Abondance de lois mais aucun impact sur le logement

Honnêtement, je ne suis même pas arrivé à faire une liste complète de toutes les lois votées sur le sujet, qui se sont empilées les unes sur les autres. Depuis que le logement est devenu un sujet politique (il y a environ un siècle et demi), le rythme de l’ingérence publique n’a fait qu’augmenter, et depuis les années 1990 nous sommes passés à une nouvelle loi tous les un ou deux ans en moyenne… soit à chaque changement de ministre en gros. L’accès au logement est l’un des domaines privilégiés de la législation émotionnelle à répétition, à l’instar de la folie sécuritaire. Pour autant, les difficultés liées au logement ne se sont pas arrangées. Dans son rapport 2011 sur le mal-logement, la Fondation Abbé Pierre a dressé un constat assez édifiant :

Dans une société aussi organisée et riche que la nôtre, et sensée par ailleurs être “solidaire“, on se demande comment il est possible qu’1% de la population soit privé de domicile personnel, et qu’il y ait plus de 130 000 personnes vivant dans la rue. Surtout pour un pays dont les dépenses publiques s’élèvent désormais à plus de 1000 milliards d’euros chaque année !

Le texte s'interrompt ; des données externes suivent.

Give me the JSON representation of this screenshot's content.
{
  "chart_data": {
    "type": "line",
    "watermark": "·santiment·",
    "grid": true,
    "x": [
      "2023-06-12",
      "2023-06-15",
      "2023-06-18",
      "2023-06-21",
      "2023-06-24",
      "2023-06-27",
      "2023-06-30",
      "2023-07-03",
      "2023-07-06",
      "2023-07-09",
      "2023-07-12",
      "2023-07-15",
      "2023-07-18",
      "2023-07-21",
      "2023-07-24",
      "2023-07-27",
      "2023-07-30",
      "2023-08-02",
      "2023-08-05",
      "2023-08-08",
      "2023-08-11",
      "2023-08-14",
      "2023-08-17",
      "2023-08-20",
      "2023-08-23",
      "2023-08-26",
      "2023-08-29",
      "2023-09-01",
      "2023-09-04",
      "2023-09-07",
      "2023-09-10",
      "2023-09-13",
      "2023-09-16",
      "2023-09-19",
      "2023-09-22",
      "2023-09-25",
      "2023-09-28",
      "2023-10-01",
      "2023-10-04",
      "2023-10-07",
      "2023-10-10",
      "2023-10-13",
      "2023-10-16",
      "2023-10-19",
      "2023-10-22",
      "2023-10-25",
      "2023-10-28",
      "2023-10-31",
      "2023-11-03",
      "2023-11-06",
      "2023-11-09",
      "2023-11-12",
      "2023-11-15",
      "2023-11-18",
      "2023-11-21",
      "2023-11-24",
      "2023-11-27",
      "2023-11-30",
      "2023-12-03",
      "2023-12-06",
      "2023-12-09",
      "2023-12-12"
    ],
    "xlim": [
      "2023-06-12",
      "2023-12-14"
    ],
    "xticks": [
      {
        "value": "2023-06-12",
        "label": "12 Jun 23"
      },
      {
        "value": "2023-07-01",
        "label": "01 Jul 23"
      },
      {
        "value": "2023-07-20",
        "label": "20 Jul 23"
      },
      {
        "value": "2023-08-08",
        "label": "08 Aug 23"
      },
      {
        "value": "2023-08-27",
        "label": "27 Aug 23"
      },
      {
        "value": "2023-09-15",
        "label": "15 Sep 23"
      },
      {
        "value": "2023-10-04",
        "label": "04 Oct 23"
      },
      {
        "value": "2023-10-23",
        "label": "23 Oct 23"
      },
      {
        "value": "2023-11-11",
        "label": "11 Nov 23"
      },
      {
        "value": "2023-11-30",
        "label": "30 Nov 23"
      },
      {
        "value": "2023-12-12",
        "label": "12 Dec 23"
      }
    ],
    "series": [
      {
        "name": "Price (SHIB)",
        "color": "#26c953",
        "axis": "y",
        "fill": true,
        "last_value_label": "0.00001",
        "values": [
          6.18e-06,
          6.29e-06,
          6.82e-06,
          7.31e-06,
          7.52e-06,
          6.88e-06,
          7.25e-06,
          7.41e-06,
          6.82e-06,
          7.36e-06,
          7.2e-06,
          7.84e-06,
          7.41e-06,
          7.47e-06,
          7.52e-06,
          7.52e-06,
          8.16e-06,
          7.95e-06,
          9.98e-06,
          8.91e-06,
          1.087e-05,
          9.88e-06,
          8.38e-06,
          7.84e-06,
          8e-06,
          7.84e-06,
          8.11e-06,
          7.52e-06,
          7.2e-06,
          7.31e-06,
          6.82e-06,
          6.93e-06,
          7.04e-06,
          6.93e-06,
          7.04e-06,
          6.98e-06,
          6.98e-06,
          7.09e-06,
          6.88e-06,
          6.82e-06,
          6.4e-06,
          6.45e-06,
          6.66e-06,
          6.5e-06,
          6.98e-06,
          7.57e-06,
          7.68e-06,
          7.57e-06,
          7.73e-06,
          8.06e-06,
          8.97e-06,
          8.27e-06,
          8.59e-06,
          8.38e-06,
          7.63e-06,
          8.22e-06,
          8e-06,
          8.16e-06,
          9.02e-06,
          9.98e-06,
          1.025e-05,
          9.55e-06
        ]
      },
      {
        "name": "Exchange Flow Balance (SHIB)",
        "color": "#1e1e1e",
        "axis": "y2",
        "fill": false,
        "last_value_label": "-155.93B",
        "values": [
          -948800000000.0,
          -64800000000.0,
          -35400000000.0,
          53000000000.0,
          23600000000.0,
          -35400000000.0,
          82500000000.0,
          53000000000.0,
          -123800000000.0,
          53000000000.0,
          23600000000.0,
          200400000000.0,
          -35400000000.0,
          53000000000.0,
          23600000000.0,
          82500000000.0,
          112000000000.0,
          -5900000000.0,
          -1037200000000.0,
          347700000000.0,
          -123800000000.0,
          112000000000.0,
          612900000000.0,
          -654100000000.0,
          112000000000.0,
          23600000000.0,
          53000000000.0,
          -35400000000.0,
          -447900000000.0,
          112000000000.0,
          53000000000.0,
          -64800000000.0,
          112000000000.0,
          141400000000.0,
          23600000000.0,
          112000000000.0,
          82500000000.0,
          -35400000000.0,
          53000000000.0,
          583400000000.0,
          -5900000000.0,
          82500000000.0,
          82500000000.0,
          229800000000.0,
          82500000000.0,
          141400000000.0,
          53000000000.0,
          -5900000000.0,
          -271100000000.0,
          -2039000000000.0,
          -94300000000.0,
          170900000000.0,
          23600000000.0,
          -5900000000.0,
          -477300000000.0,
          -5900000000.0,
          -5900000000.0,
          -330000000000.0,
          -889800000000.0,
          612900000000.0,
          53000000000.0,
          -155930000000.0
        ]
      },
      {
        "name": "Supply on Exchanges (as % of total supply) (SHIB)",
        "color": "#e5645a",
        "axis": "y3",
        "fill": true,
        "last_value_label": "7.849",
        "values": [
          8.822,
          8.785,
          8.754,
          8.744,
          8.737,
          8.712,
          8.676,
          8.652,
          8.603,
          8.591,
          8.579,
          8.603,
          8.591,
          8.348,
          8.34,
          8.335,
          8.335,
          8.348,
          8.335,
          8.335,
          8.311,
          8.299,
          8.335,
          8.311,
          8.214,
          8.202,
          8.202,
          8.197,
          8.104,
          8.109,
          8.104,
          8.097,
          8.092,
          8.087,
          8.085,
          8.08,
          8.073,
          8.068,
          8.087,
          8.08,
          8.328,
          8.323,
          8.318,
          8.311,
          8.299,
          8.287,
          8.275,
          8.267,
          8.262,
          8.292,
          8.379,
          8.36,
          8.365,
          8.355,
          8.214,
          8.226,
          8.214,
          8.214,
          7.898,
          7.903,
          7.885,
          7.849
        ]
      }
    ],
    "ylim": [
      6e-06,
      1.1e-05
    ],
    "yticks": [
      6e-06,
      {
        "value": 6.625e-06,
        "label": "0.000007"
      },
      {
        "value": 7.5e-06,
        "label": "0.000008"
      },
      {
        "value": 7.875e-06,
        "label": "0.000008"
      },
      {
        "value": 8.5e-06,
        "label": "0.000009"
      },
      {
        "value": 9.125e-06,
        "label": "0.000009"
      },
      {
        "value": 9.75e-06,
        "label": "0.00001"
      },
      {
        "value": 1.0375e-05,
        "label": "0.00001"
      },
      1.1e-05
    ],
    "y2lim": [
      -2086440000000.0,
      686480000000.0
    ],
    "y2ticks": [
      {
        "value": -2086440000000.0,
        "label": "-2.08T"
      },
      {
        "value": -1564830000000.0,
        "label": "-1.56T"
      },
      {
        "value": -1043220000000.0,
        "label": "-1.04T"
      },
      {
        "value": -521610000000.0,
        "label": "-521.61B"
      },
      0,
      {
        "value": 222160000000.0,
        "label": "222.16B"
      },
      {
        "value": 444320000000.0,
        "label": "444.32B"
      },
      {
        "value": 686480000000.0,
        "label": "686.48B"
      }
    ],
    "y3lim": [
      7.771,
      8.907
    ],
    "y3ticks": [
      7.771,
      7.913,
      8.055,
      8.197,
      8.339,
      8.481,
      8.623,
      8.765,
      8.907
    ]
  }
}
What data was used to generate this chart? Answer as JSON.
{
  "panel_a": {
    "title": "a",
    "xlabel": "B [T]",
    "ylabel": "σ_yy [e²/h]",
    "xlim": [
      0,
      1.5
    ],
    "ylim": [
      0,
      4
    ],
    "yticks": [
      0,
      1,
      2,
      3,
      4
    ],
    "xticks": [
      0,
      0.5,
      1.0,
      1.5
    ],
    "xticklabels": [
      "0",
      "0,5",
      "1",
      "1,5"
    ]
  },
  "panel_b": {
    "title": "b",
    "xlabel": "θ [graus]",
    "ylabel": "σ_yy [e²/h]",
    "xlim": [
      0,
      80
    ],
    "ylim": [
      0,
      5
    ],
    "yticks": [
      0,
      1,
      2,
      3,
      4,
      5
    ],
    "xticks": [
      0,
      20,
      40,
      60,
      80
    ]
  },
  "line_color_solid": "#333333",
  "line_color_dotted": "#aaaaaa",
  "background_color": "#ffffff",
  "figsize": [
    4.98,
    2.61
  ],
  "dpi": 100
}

Tout d’abord, il ne faut pas perdre de vue le fait que les situations des sans-domicile sont très hétérogènes. Dans son rapport annuel (2009), l’Inspection Générale des Affaires Sociales (IGAS), chargée du contrôle et de l’évaluation des politiques publiques de la sécurité sociale, a dressé une liste des différentes catégories (page 51) :

le «clochard», tel que le sens commun l’entend, qui subsiste très minoritairement, sédentarisé ou non, le «travailleur pauvre», employé ou ouvrier en emploi précaire, le «jeune» en rupture familiale ou issu d’une prise en charge institutionnelle (aide sociale à l’enfance, protection judiciaire de la jeunesse), les personnes en souffrance psychique ou à comportements addictifs, les étrangers dépourvus de titre de séjour, installés en France ou en transit, les anciens détenus, et les familles avec enfants expulsées de leur logement (un quart des personnes sans abri est accompagné d’enfants…).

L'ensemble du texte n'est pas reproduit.